Mini shook her head. “Sorry.” Then her eyes narrowed. “Why? Do you wish you had a different Pandava with you, instead of me?”

“I’m not saying that….”

“You’re not not saying that,” said Mini. “But it’s fine. I’m used to it. Second choice for everything. I’m always getting left behind.”

“Is this about what Boo said? That the slowest one of us is going to get caught by the Sleeper?”

She nodded, sniffling.

“Boo was just being Boo. He’s a pigeon.”

As if being a pigeon explained a lot of nasty behavior. But in Boo’s case, the observation rang true.

“I just…don’t want to be left behind.” Her eyes welled with tears. “It happens to me all the time, and I hate it.”

“Did you get chased by a monster with someone else?”

Mini laughed, but because she was crying, it sounded like a wet hiccup. Aru scooted away a little. The last thing she wanted on her was snot. She was already covered in monster ashes.

“No,” said Mini when she had finished snort-laugh-hiccupping. “You don’t know what it’s like. You’re probably popular at school. I bet you’re good at everything….You’ve never even been to the Otherworld before and you fought Brahmasura better than me. I bet at school you don’t get called the Tattletale. And you’ve probably never shown up at a birthday party to find no one is there because they put the wrong date on your invitation….People wouldn’t avoid you.”

Aru tried not to wince. She had to admit that being a tattletale was the worst thing you could be at school. No one would tell you anything.

“Have you ever done anything you regretted?” asked Mini.

Aru didn’t meet her eyes. She could have told the truth about a lot of things. That she wasn’t popular. That she did know how it felt to be on the outside. That her best talent wasn’t defeating monsters…it was pretending.

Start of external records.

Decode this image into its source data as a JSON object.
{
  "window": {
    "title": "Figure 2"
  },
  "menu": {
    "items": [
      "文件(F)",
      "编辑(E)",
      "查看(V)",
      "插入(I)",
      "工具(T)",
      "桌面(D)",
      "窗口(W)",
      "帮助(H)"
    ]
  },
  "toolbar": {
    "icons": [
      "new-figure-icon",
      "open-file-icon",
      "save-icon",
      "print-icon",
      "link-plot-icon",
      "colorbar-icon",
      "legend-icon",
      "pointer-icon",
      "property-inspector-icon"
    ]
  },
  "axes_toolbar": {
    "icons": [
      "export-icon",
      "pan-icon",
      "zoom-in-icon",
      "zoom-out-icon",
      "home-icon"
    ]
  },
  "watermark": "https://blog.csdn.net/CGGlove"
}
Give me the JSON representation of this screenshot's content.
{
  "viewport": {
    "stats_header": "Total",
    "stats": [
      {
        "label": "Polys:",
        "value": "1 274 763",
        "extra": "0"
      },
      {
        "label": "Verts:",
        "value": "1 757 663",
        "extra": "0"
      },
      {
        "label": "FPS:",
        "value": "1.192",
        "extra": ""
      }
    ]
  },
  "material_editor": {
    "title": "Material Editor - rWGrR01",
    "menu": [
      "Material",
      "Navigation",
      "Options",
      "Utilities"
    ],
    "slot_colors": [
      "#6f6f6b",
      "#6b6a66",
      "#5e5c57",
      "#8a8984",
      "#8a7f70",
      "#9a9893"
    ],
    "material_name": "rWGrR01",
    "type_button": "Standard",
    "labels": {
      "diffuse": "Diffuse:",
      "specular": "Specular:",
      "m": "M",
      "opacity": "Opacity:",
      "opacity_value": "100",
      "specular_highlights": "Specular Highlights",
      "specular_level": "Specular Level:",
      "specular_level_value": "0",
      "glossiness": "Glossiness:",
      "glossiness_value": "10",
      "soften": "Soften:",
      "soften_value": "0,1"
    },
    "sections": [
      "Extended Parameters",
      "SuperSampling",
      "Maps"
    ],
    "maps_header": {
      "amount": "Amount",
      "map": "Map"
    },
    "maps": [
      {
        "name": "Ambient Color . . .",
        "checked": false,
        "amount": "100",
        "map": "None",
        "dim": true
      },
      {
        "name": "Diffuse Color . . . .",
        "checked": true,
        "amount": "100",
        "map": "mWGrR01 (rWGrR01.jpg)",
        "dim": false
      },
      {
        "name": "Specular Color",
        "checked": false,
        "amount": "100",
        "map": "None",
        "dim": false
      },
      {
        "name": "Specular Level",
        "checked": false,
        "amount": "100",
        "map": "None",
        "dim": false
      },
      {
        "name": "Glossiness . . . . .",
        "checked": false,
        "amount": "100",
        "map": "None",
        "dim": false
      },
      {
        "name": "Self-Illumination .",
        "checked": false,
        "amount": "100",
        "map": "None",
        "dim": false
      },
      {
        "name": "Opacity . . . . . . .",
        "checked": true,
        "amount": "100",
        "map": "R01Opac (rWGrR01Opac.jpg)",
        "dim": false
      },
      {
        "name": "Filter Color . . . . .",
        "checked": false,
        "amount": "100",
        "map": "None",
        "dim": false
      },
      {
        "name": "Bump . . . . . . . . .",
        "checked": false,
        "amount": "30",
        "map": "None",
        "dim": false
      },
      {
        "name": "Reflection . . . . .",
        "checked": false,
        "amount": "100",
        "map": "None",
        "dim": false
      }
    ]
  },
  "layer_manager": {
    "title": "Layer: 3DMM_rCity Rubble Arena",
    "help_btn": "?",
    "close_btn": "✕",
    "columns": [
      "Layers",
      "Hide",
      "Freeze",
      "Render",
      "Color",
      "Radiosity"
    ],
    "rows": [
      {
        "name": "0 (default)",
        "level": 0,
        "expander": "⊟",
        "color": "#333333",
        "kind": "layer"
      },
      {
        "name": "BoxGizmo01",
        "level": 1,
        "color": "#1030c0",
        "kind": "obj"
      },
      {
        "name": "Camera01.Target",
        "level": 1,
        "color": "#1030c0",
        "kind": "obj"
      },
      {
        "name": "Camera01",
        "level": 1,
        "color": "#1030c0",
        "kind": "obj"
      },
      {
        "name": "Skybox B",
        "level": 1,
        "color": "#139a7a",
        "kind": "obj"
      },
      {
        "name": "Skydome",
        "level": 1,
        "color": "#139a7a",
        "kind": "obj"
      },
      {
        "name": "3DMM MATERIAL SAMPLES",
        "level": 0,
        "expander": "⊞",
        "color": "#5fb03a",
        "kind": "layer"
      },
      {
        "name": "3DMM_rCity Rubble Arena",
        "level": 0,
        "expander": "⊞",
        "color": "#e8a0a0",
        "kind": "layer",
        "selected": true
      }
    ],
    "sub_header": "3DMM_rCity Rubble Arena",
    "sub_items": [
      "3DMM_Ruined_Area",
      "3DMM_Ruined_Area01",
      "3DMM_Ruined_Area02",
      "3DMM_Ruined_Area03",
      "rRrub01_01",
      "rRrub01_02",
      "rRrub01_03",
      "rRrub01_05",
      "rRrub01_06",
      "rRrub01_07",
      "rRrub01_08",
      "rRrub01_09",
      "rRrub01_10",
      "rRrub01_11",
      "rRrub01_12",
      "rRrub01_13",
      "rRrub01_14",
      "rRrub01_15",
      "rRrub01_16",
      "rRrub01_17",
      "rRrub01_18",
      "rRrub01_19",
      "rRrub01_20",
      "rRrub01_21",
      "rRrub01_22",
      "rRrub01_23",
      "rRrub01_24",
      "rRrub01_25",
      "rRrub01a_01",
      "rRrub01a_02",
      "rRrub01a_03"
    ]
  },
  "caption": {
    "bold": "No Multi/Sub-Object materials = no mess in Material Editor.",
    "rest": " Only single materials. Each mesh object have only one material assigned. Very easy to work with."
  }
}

For a moment, Aru even wanted to tell her the truth about what happened with the lamp. How it hadn’t been an accident at all, but something she’d done on purpose just to impress people who probably weren’t worth impressing anyway, but she couldn’t.

It felt nice to be considered more than what she was for a change.

So she asked a different question. “If you could go back in time and un-tattletale on someone…would you?”

Mini looked up. “No. Dennis Connor was about to cut Matilda’s hair.”